Plant-derived organic compounds may be classified as either primary or secondary metabolites (SMs). Macromolecules such as structural and functional proteins and informational biopolymers such as nucleic acids are generally excluded from this classification. Primary metabolites (PMs) are widely distributed in virtually all organisms in different forms for storage and are also needed for general growth and physiological development, because of their role in primary cell metabolism. Several PMs are being harvested from higher plants since earliest times. Vegetable oils, fatty acids used in soap and detergent making, sucrose, starch, pectin, hydrocolloid gums and cotton are some of these used as industrial raw materials, foods or food additives. Rarely are PMs used as intermediates in the manufacture of semi-synthetic pharmaceutical products.

SMs are biosynthetically derived from primary metabolites, but are more limited in distribution in the plant kingdom, usually being restricted to a particular taxonomic group. Since they are not nutritive and not directly essential for growth, they have no obvious role in the plant primary or mainstream metabolism.

There have been a number of studies to investigate the physicochemical parameters of SM in recent years, and it has been concluded that

  • ‘Libraries’, or collections of these substances, tend to afford a higher degree of ‘drug-likeness’ when compared to compounds in either synthetic or combinatorial ‘libraries’
  • Produced by living systems, SMs are subject to transport and diffusion at the cellular level. They are thus capable of modulating protein-protein interactions and therefore can affect cellular processes that may be modified in disease states.
  • Compared to synthetic compounds, plant SMs have more protonated amine and free hydroxyl functionalities and more single bonds, with a greater number of fused rings containing more chiral centres.
  • They also differ from synthetic products in the average number of halogen, nitrogen, oxygen and sulphur atoms, in addition to their steric complexity.
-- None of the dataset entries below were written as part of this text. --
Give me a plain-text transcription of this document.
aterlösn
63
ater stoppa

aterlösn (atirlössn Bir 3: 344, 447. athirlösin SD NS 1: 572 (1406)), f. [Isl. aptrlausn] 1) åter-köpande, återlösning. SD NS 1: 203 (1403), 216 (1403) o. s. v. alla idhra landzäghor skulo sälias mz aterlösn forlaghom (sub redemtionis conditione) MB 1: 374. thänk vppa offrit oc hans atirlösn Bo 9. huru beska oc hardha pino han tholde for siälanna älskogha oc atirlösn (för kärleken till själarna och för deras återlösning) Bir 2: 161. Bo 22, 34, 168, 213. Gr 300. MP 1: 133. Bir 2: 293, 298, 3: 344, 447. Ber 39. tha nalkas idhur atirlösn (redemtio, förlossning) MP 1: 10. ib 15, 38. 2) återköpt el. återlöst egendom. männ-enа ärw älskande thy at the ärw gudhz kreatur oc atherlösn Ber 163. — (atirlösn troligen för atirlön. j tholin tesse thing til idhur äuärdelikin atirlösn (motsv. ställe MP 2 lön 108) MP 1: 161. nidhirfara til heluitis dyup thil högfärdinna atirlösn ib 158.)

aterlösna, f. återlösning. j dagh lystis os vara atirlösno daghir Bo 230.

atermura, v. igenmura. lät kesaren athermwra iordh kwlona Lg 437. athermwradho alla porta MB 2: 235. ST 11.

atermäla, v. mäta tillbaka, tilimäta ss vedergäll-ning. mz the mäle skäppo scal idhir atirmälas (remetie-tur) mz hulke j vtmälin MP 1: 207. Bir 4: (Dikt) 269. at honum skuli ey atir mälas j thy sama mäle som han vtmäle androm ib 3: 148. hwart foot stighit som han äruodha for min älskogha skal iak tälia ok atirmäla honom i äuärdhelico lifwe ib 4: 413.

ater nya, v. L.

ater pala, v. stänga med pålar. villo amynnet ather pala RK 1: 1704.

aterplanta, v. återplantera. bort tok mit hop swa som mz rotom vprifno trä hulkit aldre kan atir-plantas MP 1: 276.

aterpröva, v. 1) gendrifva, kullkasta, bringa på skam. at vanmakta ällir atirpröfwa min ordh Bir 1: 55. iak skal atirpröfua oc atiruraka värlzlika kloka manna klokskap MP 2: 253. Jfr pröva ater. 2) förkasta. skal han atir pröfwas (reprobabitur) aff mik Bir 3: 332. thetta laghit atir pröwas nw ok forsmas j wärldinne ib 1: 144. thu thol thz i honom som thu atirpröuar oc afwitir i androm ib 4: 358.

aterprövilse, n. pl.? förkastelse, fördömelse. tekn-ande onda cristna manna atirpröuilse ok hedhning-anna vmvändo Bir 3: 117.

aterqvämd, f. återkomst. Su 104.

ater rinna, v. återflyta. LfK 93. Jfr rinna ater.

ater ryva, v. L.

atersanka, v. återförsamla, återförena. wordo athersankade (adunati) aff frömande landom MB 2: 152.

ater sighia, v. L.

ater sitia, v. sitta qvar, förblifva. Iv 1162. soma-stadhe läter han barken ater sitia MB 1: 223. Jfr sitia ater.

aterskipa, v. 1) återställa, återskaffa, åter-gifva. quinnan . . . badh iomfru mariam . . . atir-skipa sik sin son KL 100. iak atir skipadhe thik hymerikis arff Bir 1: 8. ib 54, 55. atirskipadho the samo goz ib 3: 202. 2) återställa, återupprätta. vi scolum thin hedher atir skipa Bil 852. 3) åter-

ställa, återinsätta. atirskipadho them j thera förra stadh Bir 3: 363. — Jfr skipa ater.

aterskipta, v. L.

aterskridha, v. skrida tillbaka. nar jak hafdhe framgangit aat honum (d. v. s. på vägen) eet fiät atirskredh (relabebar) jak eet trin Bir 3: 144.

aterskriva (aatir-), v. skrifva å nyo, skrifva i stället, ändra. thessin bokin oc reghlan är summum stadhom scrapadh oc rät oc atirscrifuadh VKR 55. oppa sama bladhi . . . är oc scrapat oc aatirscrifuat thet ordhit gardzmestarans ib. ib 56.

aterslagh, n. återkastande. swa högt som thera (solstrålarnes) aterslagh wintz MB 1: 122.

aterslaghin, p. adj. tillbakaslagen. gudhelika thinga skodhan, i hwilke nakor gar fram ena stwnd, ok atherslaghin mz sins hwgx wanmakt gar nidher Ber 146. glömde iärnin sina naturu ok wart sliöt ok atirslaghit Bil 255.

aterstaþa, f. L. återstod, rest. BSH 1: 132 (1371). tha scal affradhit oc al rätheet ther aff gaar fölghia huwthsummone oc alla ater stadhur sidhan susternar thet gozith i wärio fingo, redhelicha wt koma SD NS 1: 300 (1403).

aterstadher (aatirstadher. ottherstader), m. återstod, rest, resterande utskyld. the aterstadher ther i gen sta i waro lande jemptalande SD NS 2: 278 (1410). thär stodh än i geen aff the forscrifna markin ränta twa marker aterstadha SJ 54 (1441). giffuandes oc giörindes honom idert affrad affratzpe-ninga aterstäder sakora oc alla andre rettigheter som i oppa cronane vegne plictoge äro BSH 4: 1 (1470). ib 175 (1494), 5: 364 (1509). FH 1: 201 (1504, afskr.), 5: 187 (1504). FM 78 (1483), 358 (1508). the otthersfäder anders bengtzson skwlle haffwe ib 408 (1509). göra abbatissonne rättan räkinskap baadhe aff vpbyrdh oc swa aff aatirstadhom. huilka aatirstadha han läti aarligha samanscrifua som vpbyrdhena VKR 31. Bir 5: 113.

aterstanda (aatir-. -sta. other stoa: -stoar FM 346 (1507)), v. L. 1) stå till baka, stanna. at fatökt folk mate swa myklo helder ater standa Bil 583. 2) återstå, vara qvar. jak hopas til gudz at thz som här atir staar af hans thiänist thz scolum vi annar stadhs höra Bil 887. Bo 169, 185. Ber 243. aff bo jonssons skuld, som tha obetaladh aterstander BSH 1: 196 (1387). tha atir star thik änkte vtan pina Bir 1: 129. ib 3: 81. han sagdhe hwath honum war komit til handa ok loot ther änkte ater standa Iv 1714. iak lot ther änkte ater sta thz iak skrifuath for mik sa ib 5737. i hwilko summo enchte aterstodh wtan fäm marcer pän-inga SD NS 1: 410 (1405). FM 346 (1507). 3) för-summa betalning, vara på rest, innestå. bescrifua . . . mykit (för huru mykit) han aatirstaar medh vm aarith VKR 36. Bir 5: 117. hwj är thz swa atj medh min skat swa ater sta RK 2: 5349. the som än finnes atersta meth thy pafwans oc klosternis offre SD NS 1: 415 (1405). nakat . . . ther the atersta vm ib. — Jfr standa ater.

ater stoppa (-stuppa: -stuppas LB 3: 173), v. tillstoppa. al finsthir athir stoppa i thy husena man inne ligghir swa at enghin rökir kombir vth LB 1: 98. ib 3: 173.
  • They play ecologically significant roles in how plants deal with their environment and are therefore important in their ultimate survival. Plant SMs serve as pollinator attractants or represent chemical adaptations to environmental stress, or they may serve as defensive, protective or offensive chemicals against other higher plants.
  • As they serve to combat infectious diseases, aid in weed aggressiveness and discourage herbivores and herbivory, they are by definition biologically/physiologically active compounds.
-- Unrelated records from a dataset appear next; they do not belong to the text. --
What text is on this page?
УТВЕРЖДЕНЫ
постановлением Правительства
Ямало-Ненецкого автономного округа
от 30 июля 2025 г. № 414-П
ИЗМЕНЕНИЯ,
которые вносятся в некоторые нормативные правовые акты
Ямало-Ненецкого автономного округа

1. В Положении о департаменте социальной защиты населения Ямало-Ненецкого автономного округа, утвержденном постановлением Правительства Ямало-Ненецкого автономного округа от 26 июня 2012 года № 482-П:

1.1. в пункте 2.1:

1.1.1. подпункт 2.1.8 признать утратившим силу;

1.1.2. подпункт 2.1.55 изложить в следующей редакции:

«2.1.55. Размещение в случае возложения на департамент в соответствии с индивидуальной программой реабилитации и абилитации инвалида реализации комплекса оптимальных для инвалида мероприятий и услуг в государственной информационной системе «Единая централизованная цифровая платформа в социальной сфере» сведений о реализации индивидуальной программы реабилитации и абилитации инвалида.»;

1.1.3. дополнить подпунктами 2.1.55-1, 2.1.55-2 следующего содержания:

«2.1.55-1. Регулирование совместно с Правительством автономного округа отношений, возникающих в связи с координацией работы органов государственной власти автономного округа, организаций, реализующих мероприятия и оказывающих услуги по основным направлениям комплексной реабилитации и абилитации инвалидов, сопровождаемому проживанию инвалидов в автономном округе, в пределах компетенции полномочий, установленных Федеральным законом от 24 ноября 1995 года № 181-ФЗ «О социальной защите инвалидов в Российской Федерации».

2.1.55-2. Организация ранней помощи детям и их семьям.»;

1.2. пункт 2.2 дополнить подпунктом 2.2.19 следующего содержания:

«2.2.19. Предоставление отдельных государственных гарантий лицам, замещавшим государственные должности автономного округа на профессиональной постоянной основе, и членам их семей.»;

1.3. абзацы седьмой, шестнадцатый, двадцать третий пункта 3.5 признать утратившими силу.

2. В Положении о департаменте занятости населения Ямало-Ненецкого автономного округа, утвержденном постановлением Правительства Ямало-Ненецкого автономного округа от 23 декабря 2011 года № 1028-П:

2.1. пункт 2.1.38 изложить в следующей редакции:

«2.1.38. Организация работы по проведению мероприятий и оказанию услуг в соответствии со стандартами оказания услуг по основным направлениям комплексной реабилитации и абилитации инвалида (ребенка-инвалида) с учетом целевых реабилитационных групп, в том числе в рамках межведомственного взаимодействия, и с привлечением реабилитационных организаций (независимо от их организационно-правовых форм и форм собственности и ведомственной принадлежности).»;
  • SMs being metabolically expensive to produce and accumulate, they are present in plants in much smaller quantities than are PMs.
  • Unlike PMs they are biosynthesized in specialized cell types and at distinct developmental stages, making their extraction, isolation and purification difficult.
  • Due to their powerful biological activity, they are also economically important as pharmaceuticals, flavours, fragrances, pesticides, etc. Steroidal sapogenins and cardioactive glycosides, alkaloids including anti-cancer Catharanthus alkaloids, cocaine, colchicine, opium alkaloids, physostigmine, pilocarpine, quinine, quinidine, reserpine and d-tubocurarine are a few examples.
  • Other SMs are being used in limited quantities as pharmacological tools to study various biochemical processes such as phorbol-type diterpenoid esters from croton oil and from lattices of various species of Euphorbia—potent irritant and carcinogens useful in the study of chemical carcinogenesis.